Chow’s performance is iconic, guns blazing and all, though he has able support provided by Chu Kong, who plays Fung Sei, his longtime friend from a triad, as well as Danny Lee, who plays the rebellious Inspector Li Ying who is assigned to capture Ah Jong.
From a human drama level, The Killer‘s commitment to pathos is rare and extraordinary—as much as the film is about masterful action staging and editing (it’s perfect as a textbook example on how to shoot and cut an action picture), it is also a potent portrayal of brotherhood, particularly of scenes involving both Ah Jong and Fung Sei from the traditional ‘loyal gangsters with a code of honour’ point-of-view.

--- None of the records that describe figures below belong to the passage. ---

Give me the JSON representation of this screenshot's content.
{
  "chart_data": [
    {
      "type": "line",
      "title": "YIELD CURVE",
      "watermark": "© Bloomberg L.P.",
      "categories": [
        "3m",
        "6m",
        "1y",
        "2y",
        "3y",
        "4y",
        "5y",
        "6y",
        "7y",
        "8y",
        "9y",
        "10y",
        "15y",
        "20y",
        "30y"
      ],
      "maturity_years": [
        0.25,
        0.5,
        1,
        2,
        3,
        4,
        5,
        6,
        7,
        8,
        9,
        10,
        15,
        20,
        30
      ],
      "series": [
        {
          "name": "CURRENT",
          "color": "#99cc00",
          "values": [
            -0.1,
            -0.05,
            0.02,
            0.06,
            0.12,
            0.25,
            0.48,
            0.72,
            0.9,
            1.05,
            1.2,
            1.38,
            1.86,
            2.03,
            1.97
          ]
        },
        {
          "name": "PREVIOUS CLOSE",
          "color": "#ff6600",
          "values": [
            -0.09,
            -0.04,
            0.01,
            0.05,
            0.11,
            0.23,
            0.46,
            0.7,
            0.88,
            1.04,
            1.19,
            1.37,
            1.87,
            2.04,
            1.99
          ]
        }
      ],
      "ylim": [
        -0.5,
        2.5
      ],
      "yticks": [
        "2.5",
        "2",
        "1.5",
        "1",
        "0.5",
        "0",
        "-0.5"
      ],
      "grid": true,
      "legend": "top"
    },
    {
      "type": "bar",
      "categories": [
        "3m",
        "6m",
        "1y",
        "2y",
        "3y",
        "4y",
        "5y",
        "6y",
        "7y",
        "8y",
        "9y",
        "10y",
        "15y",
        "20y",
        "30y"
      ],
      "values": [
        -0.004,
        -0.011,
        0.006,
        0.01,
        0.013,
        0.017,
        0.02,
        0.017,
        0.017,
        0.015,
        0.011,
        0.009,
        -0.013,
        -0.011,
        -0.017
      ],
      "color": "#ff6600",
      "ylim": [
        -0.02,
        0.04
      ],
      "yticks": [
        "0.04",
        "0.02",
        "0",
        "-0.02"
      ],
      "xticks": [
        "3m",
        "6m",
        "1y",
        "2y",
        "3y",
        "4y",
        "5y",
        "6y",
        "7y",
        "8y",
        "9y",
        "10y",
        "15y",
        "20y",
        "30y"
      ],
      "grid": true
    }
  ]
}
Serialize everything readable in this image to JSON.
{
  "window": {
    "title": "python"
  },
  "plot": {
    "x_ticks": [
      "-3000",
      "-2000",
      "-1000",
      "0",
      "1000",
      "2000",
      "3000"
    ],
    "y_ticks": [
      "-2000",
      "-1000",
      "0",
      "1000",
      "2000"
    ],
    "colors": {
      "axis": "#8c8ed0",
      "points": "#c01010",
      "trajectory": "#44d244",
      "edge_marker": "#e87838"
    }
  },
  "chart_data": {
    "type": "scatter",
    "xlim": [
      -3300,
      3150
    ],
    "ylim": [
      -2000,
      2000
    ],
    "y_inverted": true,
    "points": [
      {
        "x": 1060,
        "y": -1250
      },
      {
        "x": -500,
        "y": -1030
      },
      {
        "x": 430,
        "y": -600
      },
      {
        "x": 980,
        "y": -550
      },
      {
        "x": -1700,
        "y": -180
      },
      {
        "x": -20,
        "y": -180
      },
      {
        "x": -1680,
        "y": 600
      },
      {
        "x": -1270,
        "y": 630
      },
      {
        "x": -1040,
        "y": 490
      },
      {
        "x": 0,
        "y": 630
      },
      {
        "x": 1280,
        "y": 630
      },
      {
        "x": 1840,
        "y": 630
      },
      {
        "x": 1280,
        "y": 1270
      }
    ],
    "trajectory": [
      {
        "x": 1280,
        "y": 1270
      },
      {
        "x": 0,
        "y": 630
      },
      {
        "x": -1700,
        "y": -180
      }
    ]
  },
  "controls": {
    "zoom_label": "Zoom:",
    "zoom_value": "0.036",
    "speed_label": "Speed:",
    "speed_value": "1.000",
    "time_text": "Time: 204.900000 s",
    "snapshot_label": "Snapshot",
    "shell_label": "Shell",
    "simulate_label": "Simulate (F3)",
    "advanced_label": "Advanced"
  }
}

Yet, what’s more admirable is Woo bringing Ah Jong and Inspector Li together as ‘frenemies’, and thus transcending the limits of law in determining what’s (or who’s) moral or not. Their scenes together are some of the most dramatically intense in the film as Woo plays with this thematic dialectic with aplomb.
Critics over the years have understood Woo’s commingling of stylised bloody gunfights and themes of loyalty, sacrifice and brotherhood as ‘Heroic Bloodshed’, which he first popularised with A Better Tomorrow (1986) and further cemented his reputation with Hard Boiled (1992). In between with The Killer, we see Woo at the absolute peak of his powers.